Aber solche Momente der Verbindung zwischen Zivilisation und Natur gefallen mir besonders gut, genauso die Enten, die sich zum Ausruhen und Gucken lieber auf der Straße sammelten als irgendwo an einem Bach oder so.
Beim Heimkommen legte ich mich eine Weile hin; schließlich soll ich ärztlich verordnet vor allem: Ausruhen. Das klappte ganz gut, mir fielen die Augen zu und gingen erst wieder auf, als ein gewaltiger Donnerschlag krachte. Das erklärte auch, warum schon seit geraumer Zeit irgendwo Mülltonnen über Pflastersteine gerollt worden waren, dem Geräusch nach, obwohl doch Sonntag war und wir in der Nähe gar kein Pflaster haben. Das waren wohl die entfernteren Donner gewesen... Mein erster Gedanke galt dem Prinzen, der bei dem Gewitter noch mit dem Rennrad unterwegs war, und so stellte es sich als doppelt gut heraus, dass er mit dem Van Norbert heimfahren konnte und nicht auch noch weitere 14 km im Gewitter Rad fahren musste.

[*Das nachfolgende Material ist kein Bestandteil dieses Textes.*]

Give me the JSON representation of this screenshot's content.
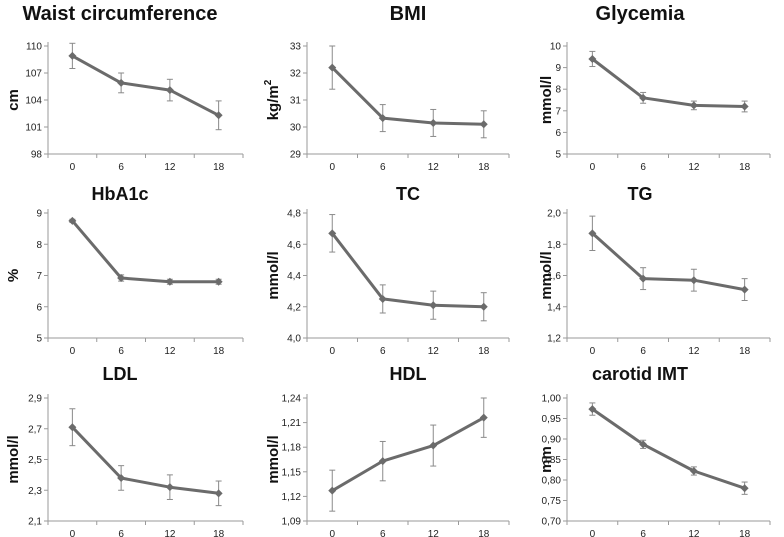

Am Abend passierte ein Mord: nämlich in dem Krimidinner, zu dem die Nachbars-S. in unserer Wohnung geladen hatte. Meine Rolle: Ariane, 20 Jahre, mehr kann ich natürlich verraten, falls irgendjemand da draußen dasselbe Dinner auch einmal spielen möchte. Es kamen jedenfalls die gestern erworbenen falschen Wimpern zum Einsatz, ein Haarfärbemittel gegen meine graue Melierung und von der L.ieblingsnichte empfohlener Nagellack in grün/Glitzer. Zum Dinner gab es Raclette, und der Tisch bog sich unter allem, was wir dafür zusammengetragen hatten. Das Krimi-Spielen war äußerst unterhaltsam! Alle waren von Anfang an in ihrer Rolle, es machte mir unerwartet viel Spaß mal jemand anderes zu sein und die naive Restaurantfachfrau zu verkörpern. Selbst dass das Setting an einem Silvesterabend spielte, wir aber trotz offener Fenster und Türen in der Hitze schwitzten, wurde wegimprovisiert. Der Mörder wurde überführt, der nächste Termin ist vereinbart und morgen treffen wir uns alle noch einmal, um die üppigen Reste wegzuessen.